2023 Recession Watch – What To Monitor And How To Invest

Many are concerned there could be a U.S. recession in 2023. Rising geopolitical tensions, energy market imbalances, persistently high inflation numbers, and rising interest rates leave many investors and economists concerned as well. While the risk of a recession has risen steadily throughout 2022, and the Federal Reserve rose interest rates to battle the possibility, the good news might be that up until this point the U.S. economy has remained relatively stable. And if worse comes to worst, these are the top two risk factors to look for and ways to prepare for the potential of a 2023 recession.

The number one risk factor we have already seen in 2022 is inflation. In June 2022 the consumer price index gained 9.1% year over year, which was the highest inflation rate in more than 40 years. Currently, the Fed is taking an aggressive approach and raising interest rates, as high as the current rates of 3.75% and 4%. Raising interest rates, however, happens to be the second largest risk factor as higher interest rates mean an increase in borrowing money which means businesses will likely stop expanding or creating debt.

While the idea of a recession is still debatable, as inflation and rising interest rates have yet to fully drag down the economy, investors should continue to monitor the labor market as interest rates rise. According to U.S. News, “Bank of America chief economist Michael Gapen says two more 0.5-percentage-point interest rate hikes in December and February followed by an additional 0.25-percentage-point rate hike in March will likely tip the U.S. economy into a recession.” Though Gapen expects conditions to improve enough for the Fed to cut interest rates by December 2023, meaning that the country could be headed to a mini-recession.

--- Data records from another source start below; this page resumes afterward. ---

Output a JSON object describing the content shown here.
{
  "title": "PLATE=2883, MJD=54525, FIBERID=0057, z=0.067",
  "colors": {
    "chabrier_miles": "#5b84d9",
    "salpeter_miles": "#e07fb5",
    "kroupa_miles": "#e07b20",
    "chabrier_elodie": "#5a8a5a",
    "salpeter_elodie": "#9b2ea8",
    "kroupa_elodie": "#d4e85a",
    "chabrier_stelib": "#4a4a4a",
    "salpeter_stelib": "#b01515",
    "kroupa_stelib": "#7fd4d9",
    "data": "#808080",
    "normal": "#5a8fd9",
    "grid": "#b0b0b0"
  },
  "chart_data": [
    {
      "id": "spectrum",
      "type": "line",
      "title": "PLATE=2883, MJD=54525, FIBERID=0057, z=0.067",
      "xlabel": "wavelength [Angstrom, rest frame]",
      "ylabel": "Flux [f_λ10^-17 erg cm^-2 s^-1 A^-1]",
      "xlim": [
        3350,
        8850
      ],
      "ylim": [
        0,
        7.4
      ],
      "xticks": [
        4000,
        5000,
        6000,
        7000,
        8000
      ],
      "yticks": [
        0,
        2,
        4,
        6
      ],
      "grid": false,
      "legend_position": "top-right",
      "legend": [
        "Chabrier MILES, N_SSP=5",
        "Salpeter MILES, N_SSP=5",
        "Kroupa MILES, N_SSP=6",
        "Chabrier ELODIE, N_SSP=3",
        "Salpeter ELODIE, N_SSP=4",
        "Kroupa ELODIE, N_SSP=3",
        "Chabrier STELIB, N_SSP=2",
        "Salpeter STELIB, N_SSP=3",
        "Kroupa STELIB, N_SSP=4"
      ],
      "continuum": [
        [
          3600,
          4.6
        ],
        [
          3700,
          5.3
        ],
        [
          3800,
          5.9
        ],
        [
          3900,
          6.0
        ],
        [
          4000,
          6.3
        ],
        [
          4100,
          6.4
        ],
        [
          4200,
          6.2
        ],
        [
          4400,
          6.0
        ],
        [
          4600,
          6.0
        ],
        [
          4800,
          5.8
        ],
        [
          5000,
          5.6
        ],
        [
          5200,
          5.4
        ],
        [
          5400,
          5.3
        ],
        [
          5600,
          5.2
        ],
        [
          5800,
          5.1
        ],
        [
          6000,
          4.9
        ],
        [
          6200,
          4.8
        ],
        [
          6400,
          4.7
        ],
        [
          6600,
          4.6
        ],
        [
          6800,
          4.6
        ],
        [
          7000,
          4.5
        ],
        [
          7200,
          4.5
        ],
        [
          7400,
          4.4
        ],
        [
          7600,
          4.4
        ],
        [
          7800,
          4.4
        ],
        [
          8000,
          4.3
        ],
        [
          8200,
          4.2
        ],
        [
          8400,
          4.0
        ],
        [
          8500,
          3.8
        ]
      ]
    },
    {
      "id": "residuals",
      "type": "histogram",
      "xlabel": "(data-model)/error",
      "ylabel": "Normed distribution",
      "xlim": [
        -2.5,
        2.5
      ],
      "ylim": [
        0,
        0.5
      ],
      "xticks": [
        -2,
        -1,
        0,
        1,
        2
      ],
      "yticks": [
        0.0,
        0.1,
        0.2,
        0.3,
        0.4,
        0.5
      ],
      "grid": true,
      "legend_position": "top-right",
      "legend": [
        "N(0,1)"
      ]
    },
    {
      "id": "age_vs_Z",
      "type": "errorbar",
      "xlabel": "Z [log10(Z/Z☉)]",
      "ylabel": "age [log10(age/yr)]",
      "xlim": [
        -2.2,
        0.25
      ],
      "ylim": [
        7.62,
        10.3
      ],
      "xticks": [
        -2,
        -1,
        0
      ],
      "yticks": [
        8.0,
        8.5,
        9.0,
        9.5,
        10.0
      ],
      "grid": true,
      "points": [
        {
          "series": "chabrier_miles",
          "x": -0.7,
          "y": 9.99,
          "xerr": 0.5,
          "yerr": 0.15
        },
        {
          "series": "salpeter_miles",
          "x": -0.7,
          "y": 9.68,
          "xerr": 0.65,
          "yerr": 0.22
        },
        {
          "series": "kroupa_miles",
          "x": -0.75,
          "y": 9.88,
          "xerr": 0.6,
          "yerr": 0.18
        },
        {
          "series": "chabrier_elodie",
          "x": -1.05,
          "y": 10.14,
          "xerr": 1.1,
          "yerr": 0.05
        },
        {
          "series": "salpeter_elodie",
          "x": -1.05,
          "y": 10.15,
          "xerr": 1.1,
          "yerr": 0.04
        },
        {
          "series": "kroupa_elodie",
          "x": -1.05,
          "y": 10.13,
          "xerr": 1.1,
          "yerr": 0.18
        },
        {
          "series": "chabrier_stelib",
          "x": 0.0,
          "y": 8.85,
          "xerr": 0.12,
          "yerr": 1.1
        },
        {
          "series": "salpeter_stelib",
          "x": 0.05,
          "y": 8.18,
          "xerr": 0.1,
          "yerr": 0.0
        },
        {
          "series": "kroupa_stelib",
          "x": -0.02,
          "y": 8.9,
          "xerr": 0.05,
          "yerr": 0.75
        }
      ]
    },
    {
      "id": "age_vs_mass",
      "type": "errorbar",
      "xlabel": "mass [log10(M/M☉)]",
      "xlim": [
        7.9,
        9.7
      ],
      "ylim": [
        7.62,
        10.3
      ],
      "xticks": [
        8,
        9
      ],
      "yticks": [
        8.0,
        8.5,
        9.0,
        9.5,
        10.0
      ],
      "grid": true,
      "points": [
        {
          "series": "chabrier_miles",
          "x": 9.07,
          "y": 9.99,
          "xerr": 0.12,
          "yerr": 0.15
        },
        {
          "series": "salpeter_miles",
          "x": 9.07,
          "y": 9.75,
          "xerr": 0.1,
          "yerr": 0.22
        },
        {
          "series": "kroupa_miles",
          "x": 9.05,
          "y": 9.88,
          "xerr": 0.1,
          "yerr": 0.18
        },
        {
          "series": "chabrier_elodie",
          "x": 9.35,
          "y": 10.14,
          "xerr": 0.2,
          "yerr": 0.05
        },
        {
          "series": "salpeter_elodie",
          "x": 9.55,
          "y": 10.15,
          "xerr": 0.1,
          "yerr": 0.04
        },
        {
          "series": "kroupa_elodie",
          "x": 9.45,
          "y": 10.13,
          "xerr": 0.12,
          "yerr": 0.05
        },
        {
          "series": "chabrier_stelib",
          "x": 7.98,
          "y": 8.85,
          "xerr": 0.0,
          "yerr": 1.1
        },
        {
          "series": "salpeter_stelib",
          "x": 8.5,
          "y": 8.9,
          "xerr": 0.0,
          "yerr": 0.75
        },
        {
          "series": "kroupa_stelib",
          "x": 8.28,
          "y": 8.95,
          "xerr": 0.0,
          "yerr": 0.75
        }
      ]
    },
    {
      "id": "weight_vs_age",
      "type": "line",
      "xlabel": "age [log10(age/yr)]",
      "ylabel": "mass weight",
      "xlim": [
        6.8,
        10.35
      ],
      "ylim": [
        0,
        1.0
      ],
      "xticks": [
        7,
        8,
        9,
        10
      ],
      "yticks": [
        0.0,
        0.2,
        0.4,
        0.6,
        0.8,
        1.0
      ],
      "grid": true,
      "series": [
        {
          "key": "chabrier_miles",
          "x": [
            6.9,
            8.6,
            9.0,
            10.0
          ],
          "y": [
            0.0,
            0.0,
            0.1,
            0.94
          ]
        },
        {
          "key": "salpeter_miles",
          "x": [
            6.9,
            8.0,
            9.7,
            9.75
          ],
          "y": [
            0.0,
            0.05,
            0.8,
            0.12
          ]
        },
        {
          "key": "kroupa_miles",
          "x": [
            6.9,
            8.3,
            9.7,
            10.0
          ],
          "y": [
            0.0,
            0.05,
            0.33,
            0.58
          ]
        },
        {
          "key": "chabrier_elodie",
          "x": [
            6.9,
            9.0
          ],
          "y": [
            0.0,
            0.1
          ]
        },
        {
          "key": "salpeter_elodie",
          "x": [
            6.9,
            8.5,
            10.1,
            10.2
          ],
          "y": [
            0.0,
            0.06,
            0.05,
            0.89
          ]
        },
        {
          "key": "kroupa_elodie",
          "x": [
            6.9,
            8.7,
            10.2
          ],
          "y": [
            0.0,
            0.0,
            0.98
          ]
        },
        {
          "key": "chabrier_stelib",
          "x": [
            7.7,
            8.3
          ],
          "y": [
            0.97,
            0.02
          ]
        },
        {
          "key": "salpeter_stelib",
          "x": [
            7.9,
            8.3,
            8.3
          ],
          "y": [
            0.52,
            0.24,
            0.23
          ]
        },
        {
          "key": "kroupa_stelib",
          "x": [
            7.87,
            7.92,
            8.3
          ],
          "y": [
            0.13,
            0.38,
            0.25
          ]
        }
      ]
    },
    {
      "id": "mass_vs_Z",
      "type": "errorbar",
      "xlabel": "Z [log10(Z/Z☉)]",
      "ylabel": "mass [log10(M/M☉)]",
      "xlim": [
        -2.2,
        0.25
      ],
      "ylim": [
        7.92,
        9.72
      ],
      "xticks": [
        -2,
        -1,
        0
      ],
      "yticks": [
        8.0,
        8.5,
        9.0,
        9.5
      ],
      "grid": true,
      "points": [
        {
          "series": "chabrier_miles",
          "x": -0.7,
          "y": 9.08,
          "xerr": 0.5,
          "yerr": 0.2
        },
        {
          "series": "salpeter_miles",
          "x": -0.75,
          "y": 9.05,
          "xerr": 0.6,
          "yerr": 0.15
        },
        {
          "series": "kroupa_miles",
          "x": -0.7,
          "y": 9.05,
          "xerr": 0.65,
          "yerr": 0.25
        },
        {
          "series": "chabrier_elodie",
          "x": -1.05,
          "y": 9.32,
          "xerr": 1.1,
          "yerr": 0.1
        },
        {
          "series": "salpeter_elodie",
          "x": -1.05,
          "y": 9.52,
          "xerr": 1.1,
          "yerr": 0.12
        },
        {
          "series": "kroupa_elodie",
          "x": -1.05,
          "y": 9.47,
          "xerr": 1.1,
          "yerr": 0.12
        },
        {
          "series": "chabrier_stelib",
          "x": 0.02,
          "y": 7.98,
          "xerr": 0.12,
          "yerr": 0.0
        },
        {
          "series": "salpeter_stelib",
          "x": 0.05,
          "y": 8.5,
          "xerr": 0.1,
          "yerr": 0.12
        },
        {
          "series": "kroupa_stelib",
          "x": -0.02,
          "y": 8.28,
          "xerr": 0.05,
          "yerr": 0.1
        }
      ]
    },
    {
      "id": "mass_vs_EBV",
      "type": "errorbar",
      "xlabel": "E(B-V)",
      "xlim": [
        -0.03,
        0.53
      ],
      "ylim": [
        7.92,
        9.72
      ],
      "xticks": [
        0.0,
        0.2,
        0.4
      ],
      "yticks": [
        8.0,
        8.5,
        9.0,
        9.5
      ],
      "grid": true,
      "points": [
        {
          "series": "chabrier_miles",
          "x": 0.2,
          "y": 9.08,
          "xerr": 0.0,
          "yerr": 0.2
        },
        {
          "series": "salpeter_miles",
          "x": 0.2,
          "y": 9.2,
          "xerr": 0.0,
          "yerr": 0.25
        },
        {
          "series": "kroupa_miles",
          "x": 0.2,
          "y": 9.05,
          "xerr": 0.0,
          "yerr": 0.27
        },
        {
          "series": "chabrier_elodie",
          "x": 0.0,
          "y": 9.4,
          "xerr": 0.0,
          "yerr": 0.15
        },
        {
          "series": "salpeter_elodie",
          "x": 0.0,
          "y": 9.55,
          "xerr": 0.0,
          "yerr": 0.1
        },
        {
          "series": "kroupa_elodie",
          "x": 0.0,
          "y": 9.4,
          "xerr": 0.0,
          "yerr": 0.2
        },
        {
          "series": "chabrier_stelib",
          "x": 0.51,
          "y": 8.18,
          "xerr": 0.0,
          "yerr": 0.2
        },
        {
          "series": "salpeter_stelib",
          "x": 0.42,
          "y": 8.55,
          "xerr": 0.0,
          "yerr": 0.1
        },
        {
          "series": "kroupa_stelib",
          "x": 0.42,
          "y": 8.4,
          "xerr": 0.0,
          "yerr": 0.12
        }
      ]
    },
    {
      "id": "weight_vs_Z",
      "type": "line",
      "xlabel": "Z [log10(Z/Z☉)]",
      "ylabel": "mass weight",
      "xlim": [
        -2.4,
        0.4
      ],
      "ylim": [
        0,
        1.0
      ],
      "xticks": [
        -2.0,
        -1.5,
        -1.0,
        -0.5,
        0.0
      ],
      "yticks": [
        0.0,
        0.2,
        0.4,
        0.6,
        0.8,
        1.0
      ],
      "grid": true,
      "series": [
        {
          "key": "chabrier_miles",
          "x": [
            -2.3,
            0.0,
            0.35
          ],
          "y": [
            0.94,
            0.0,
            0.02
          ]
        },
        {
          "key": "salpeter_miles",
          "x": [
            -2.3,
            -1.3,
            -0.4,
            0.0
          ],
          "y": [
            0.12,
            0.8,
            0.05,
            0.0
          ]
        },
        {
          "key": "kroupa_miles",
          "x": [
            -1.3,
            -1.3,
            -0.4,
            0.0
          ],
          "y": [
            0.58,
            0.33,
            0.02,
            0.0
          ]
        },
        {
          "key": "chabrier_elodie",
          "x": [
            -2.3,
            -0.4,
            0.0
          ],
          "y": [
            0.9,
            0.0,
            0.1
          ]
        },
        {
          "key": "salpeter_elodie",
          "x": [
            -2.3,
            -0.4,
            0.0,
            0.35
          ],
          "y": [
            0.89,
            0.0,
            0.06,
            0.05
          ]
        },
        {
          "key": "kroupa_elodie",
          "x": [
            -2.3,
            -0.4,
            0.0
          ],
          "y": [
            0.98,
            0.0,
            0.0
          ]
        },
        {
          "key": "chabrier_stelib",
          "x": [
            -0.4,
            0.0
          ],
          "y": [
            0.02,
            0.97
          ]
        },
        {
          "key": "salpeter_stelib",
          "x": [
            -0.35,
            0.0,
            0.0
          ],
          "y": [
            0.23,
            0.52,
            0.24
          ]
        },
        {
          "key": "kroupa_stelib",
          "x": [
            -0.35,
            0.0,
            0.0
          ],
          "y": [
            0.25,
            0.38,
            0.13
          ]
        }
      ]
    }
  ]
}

If you are investing or looking to get into starting a portfolio, the best option might be to consider reducing exposure to volatile stocks and increasing cash holdings. And then look into an online savings account as interest rates can be as high as 3% right now, with those only expected to rise as the Fed issues more rate hikes. In addition, it may pay to look into value stocks, as those tend to do well in times of elevated interest rates – as well as utility stocks, health care stocks, and consumer staples stocks. It might also pay to ready your portfolio for December 2023, when it is predicted we may come out of recession conditions.